The concept of mobile wallets has yet to take off in the U.S. and Europe as quickly as in some other markets.

Despite forecasts that by now, many consumers would be using their smartphones as wallets, the concept has yet to take off in the U.S. and Europe as quickly as in some other markets. North American consumers especially have yet to adopt the idea in significant numbers, whether it’s because Apple has yet to include wallet-enabling NFC chips in its phones, because transactions still entail multiple steps in some cases or simply because they’re happy with analog wallets.

That hasn’t stopped companies from continuing to bet on the technology. AngelList, an online platform for entrepreneurs and investors, lists nearly 700 mobile payment startups seeking funding. But the catch-22 remains, as Square Wallet developer David Byttow noted in The New York Times last month: More consumers are likely to use a service if it’s widely available, but retailers aren’t willing to install the technology unless they’re assured that many customers will use it. Square finally killed its Wallet earlier this month.

There are signs that consumers are curious about the technology: Isis, the mobile wallet app backed by three of the big-four U.S. telecoms, says it averaged 20,000 new enrollments per day in April. But consumers will clearly need more incentive to use mobile wallets over traditional payment systems. Jamba Juice, for instance, last year offered Isis users a free smoothie for using the payment system, and PayPal has been working hard to help store associates enable more mobile wallet transactions. American Express has also offered discounts and cash back to people who used their accounts loaded on Isis.
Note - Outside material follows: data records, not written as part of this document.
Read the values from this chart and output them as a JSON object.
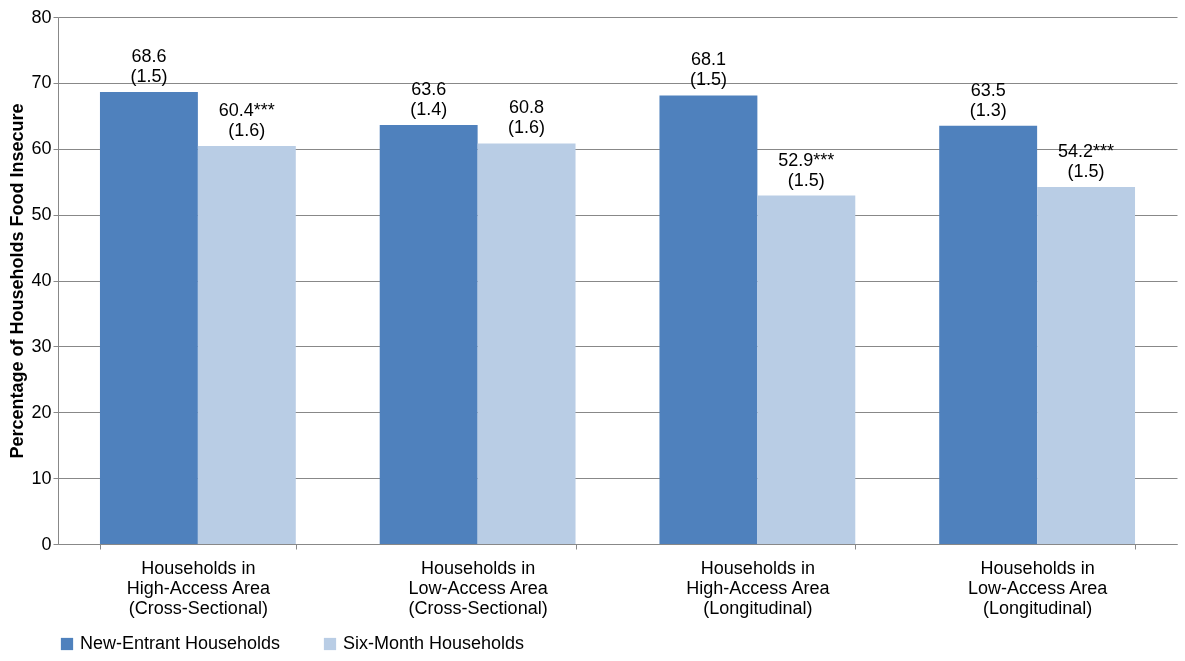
{
  "chart_data": {
    "type": "bar",
    "ylabel": "Percentage of Households Food Insecure",
    "categories": [
      "Households in\nHigh-Access Area\n(Cross-Sectional)",
      "Households in\nLow-Access Area\n(Cross-Sectional)",
      "Households in\nHigh-Access Area\n(Longitudinal)",
      "Households in\nLow-Access Area\n(Longitudinal)"
    ],
    "series": [
      {
        "name": "New-Entrant Households",
        "color": "#4f81bd",
        "values": [
          68.6,
          63.6,
          68.1,
          63.5
        ],
        "value_labels": [
          "68.6\n(1.5)",
          "63.6\n(1.4)",
          "68.1\n(1.5)",
          "63.5\n(1.3)"
        ]
      },
      {
        "name": "Six-Month Households",
        "color": "#b9cde5",
        "values": [
          60.4,
          60.8,
          52.9,
          54.2
        ],
        "value_labels": [
          "60.4***\n(1.6)",
          "60.8\n(1.6)",
          "52.9***\n(1.5)",
          "54.2***\n(1.5)"
        ]
      }
    ],
    "ylim": [
      0,
      80
    ],
    "yticks": [
      0,
      10,
      20,
      30,
      40,
      50,
      60,
      70,
      80
    ],
    "grid": "y",
    "legend": "bottom"
  }
}
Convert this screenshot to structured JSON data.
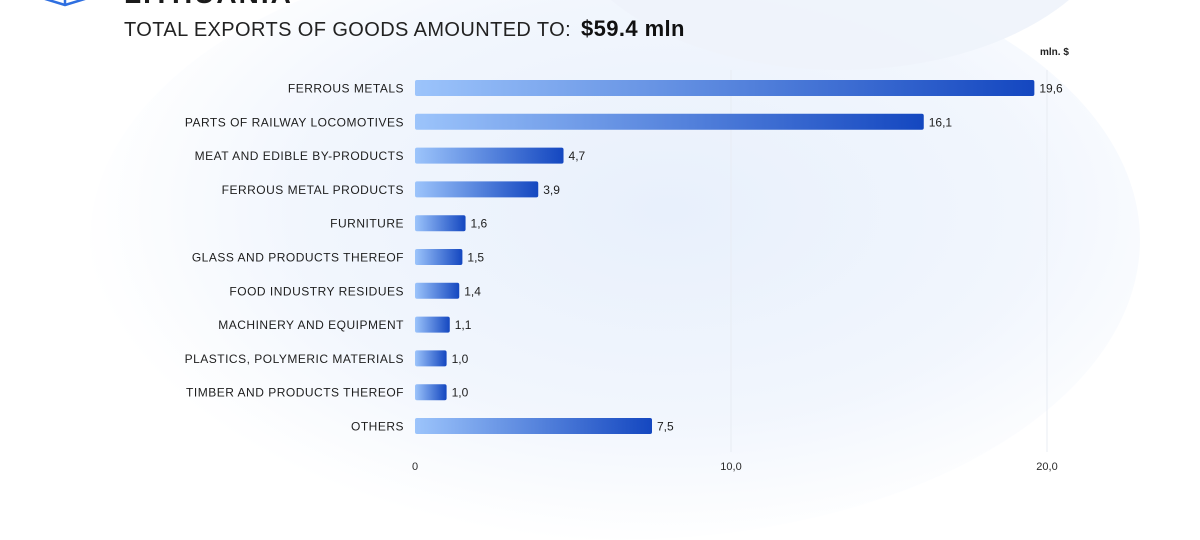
{
  "header": {
    "country_name": "LITHUANIA",
    "headline_label": "TOTAL EXPORTS OF GOODS AMOUNTED TO:",
    "headline_amount": "$59.4 mln"
  },
  "icons": {
    "logo": "stacked-layers-logo-icon"
  },
  "colors": {
    "bar_start": "#9cc4fb",
    "bar_end": "#1447c0",
    "grid": "#e8ecf3"
  },
  "chart_data": {
    "type": "bar",
    "orientation": "horizontal",
    "unit_label": "mln. $",
    "categories": [
      "FERROUS METALS",
      "PARTS OF RAILWAY LOCOMOTIVES",
      "MEAT AND EDIBLE BY-PRODUCTS",
      "FERROUS METAL PRODUCTS",
      "FURNITURE",
      "GLASS AND PRODUCTS THEREOF",
      "FOOD INDUSTRY RESIDUES",
      "MACHINERY AND EQUIPMENT",
      "PLASTICS, POLYMERIC MATERIALS",
      "TIMBER AND PRODUCTS THEREOF",
      "OTHERS"
    ],
    "values": [
      19.6,
      16.1,
      4.7,
      3.9,
      1.6,
      1.5,
      1.4,
      1.1,
      1.0,
      1.0,
      7.5
    ],
    "value_labels": [
      "19,6",
      "16,1",
      "4,7",
      "3,9",
      "1,6",
      "1,5",
      "1,4",
      "1,1",
      "1,0",
      "1,0",
      "7,5"
    ],
    "xlim": [
      0,
      20
    ],
    "x_ticks": [
      0,
      10,
      20
    ],
    "x_tick_labels": [
      "0",
      "10,0",
      "20,0"
    ],
    "grid": true
  }
}
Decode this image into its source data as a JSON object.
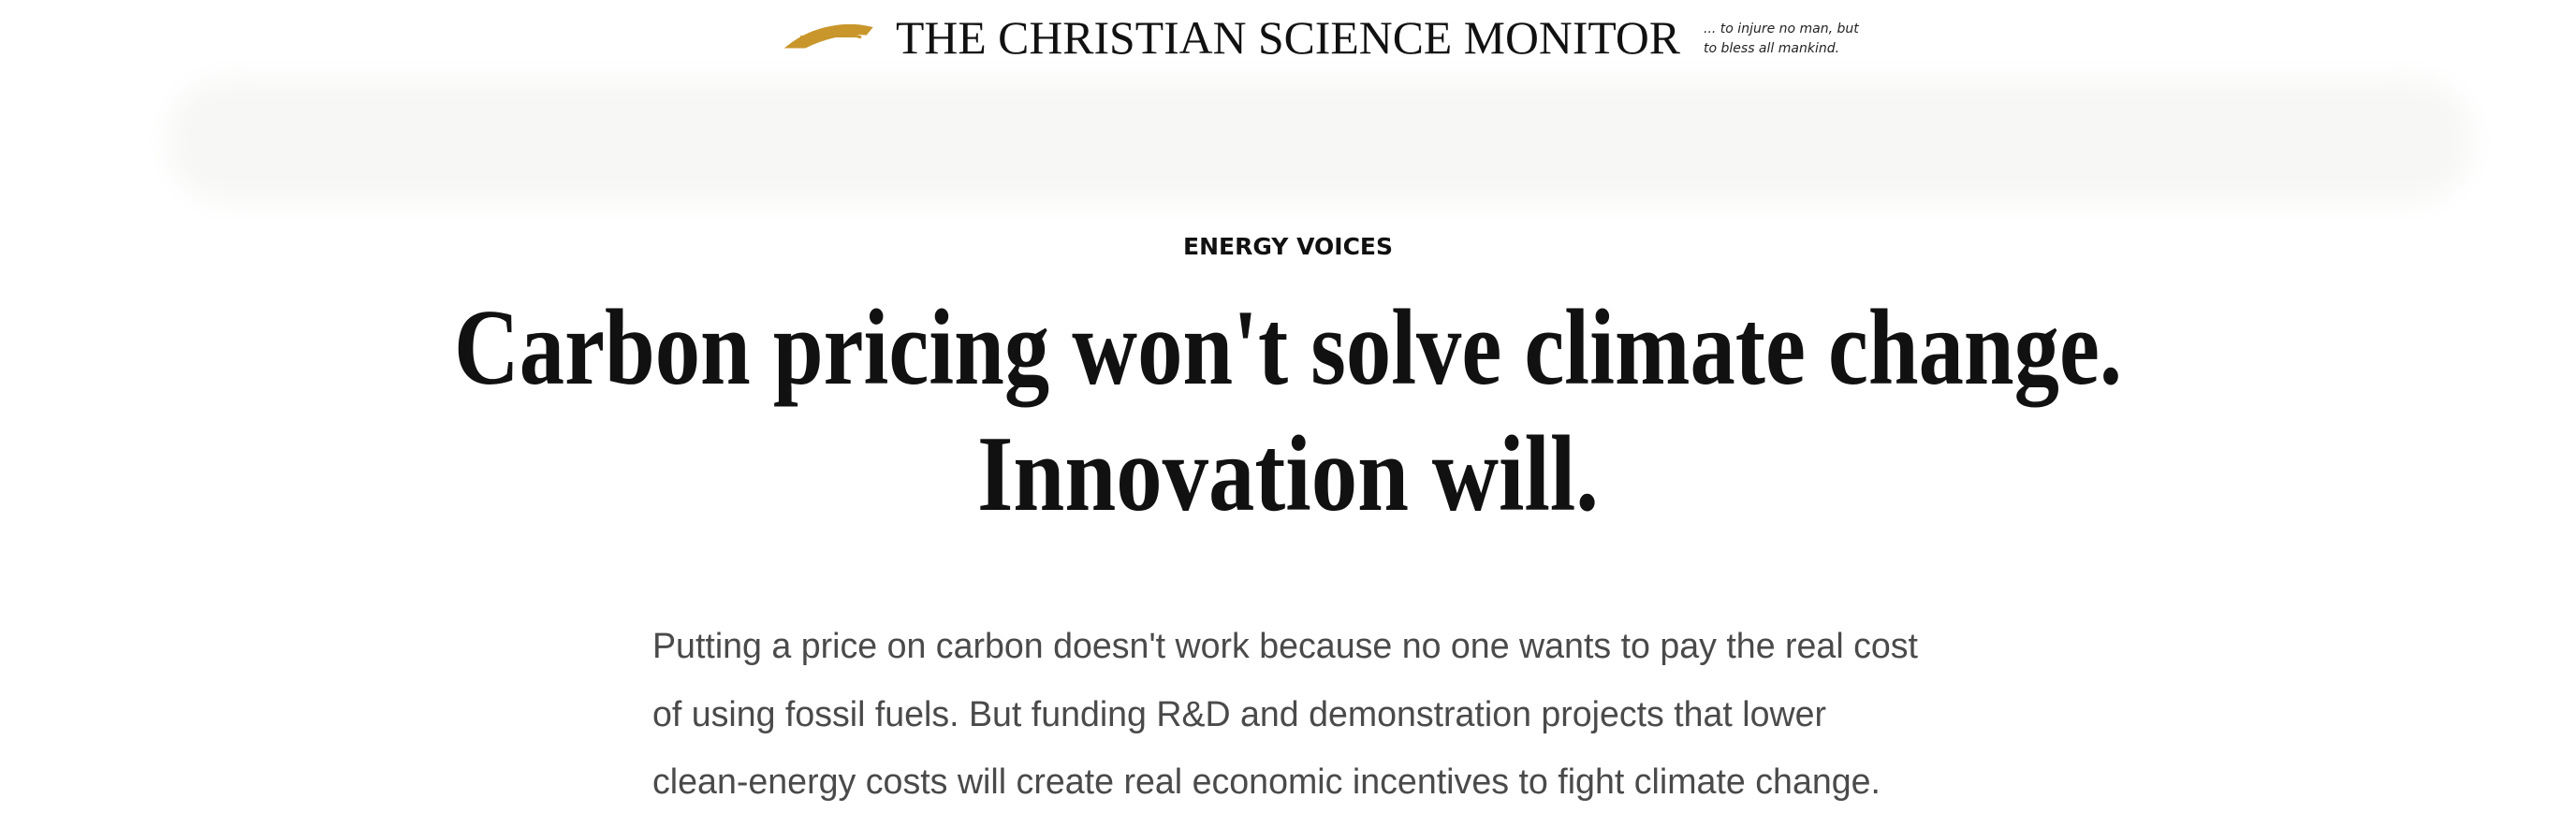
{
  "masthead": {
    "title": "THE CHRISTIAN SCIENCE MONITOR",
    "tagline": [
      "... to injure no man, but",
      "to bless all mankind."
    ]
  },
  "article": {
    "section": "ENERGY VOICES",
    "headline": [
      "Carbon pricing won't solve climate change.",
      "Innovation will."
    ],
    "summary": [
      "Putting a price on carbon doesn't work because no one wants to pay the real cost",
      "of using fossil fuels. But funding R&D and demonstration projects that lower",
      "clean-energy costs will create real economic incentives to fight climate change."
    ]
  }
}
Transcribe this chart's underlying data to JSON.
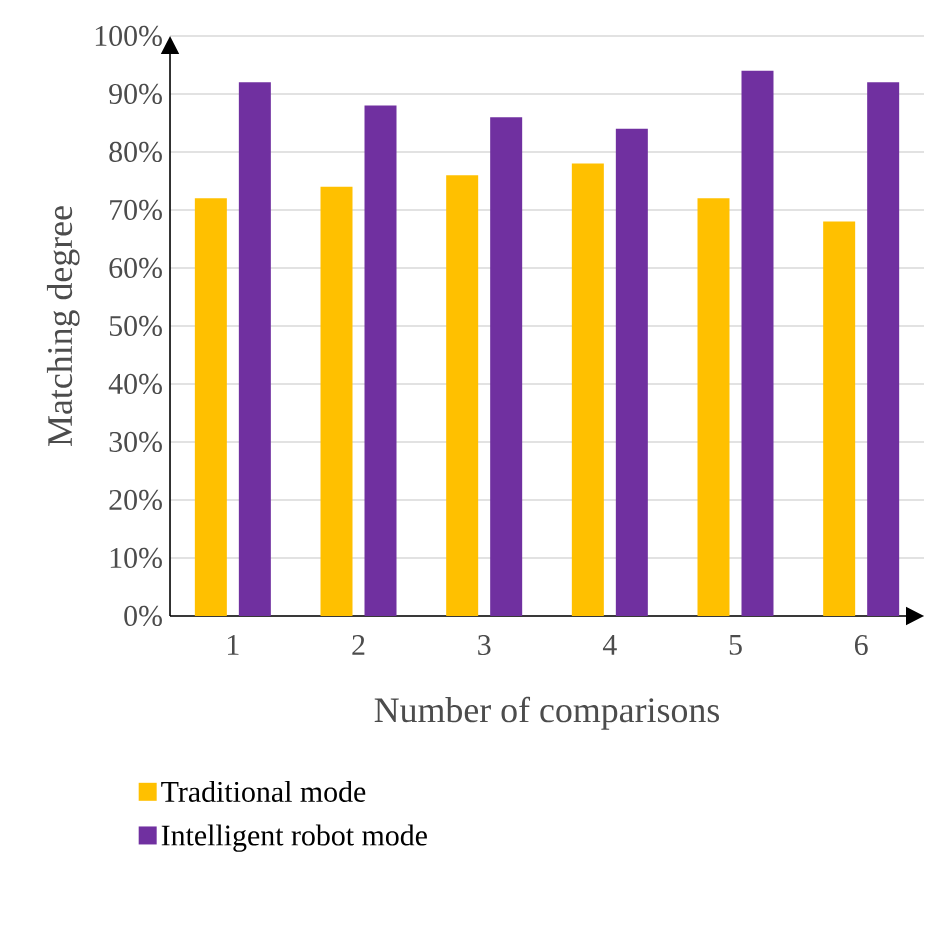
{
  "chart_data": {
    "type": "bar",
    "xlabel": "Number of comparisons",
    "ylabel": "Matching degree",
    "categories": [
      "1",
      "2",
      "3",
      "4",
      "5",
      "6"
    ],
    "series": [
      {
        "name": "Traditional mode",
        "color": "#ffc000",
        "values": [
          72,
          74,
          76,
          78,
          72,
          68
        ]
      },
      {
        "name": "Intelligent robot mode",
        "color": "#7030a0",
        "values": [
          92,
          88,
          86,
          84,
          94,
          92
        ]
      }
    ],
    "ylim": [
      0,
      100
    ],
    "yticks": [
      {
        "value": 0,
        "label": "0%"
      },
      {
        "value": 10,
        "label": "10%"
      },
      {
        "value": 20,
        "label": "20%"
      },
      {
        "value": 30,
        "label": "30%"
      },
      {
        "value": 40,
        "label": "40%"
      },
      {
        "value": 50,
        "label": "50%"
      },
      {
        "value": 60,
        "label": "60%"
      },
      {
        "value": 70,
        "label": "70%"
      },
      {
        "value": 80,
        "label": "80%"
      },
      {
        "value": 90,
        "label": "90%"
      },
      {
        "value": 100,
        "label": "100%"
      }
    ],
    "legend": "bottom",
    "grid": "y"
  }
}
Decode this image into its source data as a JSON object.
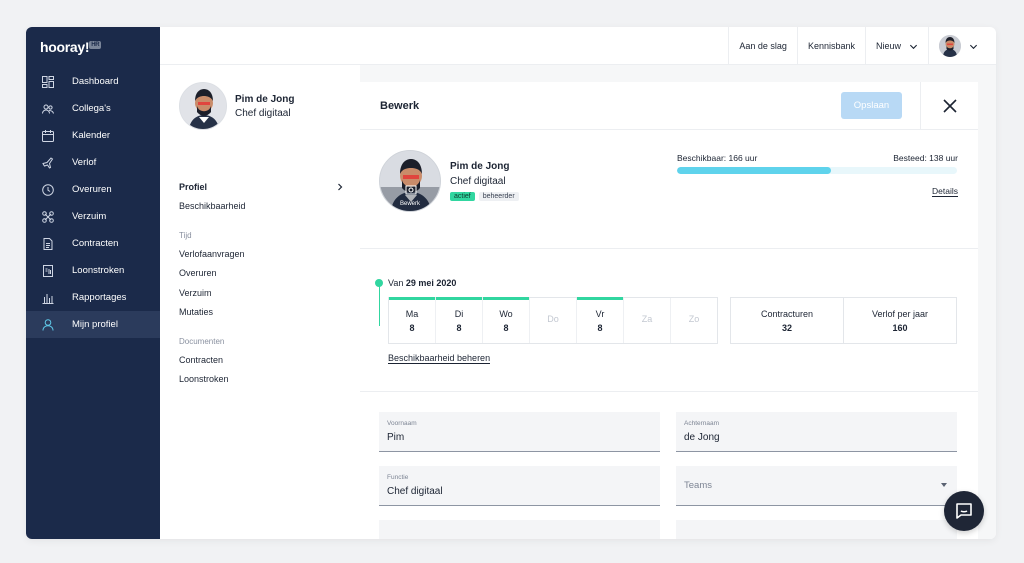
{
  "app": {
    "logo_text": "hooray!",
    "logo_badge": "HR"
  },
  "sidebar": {
    "items": [
      {
        "label": "Dashboard",
        "icon": "dashboard-icon"
      },
      {
        "label": "Collega's",
        "icon": "people-icon"
      },
      {
        "label": "Kalender",
        "icon": "calendar-icon"
      },
      {
        "label": "Verlof",
        "icon": "plane-icon"
      },
      {
        "label": "Overuren",
        "icon": "clock-icon"
      },
      {
        "label": "Verzuim",
        "icon": "bandage-icon"
      },
      {
        "label": "Contracten",
        "icon": "document-icon"
      },
      {
        "label": "Loonstroken",
        "icon": "payslip-icon"
      },
      {
        "label": "Rapportages",
        "icon": "bar-chart-icon"
      },
      {
        "label": "Mijn profiel",
        "icon": "user-icon",
        "active": true
      }
    ]
  },
  "topbar": {
    "get_started": "Aan de slag",
    "knowledge_base": "Kennisbank",
    "new": "Nieuw"
  },
  "subnav": {
    "name": "Pim de Jong",
    "role": "Chef digitaal",
    "profile": "Profiel",
    "availability": "Beschikbaarheid",
    "section_time": "Tijd",
    "leave_requests": "Verlofaanvragen",
    "overtime": "Overuren",
    "absence": "Verzuim",
    "mutations": "Mutaties",
    "section_documents": "Documenten",
    "contracts": "Contracten",
    "payslips": "Loonstroken"
  },
  "panel": {
    "title": "Bewerk",
    "save_label": "Opslaan",
    "avatar_edit_label": "Bewerk",
    "name": "Pim de Jong",
    "role": "Chef digitaal",
    "badge_active": "actief",
    "badge_admin": "beheerder",
    "available_label": "Beschikbaar: 166 uur",
    "spent_label": "Besteed: 138 uur",
    "progress_fraction": 0.55,
    "details_link": "Details"
  },
  "schedule": {
    "from_prefix": "Van",
    "from_date": "29 mei 2020",
    "days": [
      {
        "name": "Ma",
        "hours": "8",
        "on": true
      },
      {
        "name": "Di",
        "hours": "8",
        "on": true
      },
      {
        "name": "Wo",
        "hours": "8",
        "on": true
      },
      {
        "name": "Do",
        "hours": "",
        "on": false
      },
      {
        "name": "Vr",
        "hours": "8",
        "on": true
      },
      {
        "name": "Za",
        "hours": "",
        "on": false
      },
      {
        "name": "Zo",
        "hours": "",
        "on": false
      }
    ],
    "contract_hours_label": "Contracturen",
    "contract_hours_value": "32",
    "leave_per_year_label": "Verlof per jaar",
    "leave_per_year_value": "160",
    "manage_link": "Beschikbaarheid beheren"
  },
  "form": {
    "first_name_label": "Voornaam",
    "first_name_value": "Pim",
    "last_name_label": "Achternaam",
    "last_name_value": "de Jong",
    "function_label": "Functie",
    "function_value": "Chef digitaal",
    "teams_placeholder": "Teams"
  },
  "colors": {
    "sidebar_bg": "#1b2a4a",
    "accent_green": "#31d6a0",
    "progress_blue": "#5fd3ec",
    "save_disabled": "#b8d9f5"
  }
}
Which brings us to Apple. CEO Tim Cook has called mobile payments “an interesting idea,” noting the company already has 800 million credit card accounts on file through iTunes—enough scale to encourage retailers to invest in the technology—and fraud protection services through its TouchID fingerprint identification system. Couple those with Apple’s iBeacon system, which enables retailers to pinpoint consumers’ locations for deals and possible transactions, and many are speculating the next iPhone will embed wallet technology.

“I realize that there are some companies playing in it, but you still have a wallet in your back pocket and I do, too, which probably means it hasn’t been figured out just yet,” Cook told The Wall Street Journal recently—which only fueled the flames of speculation.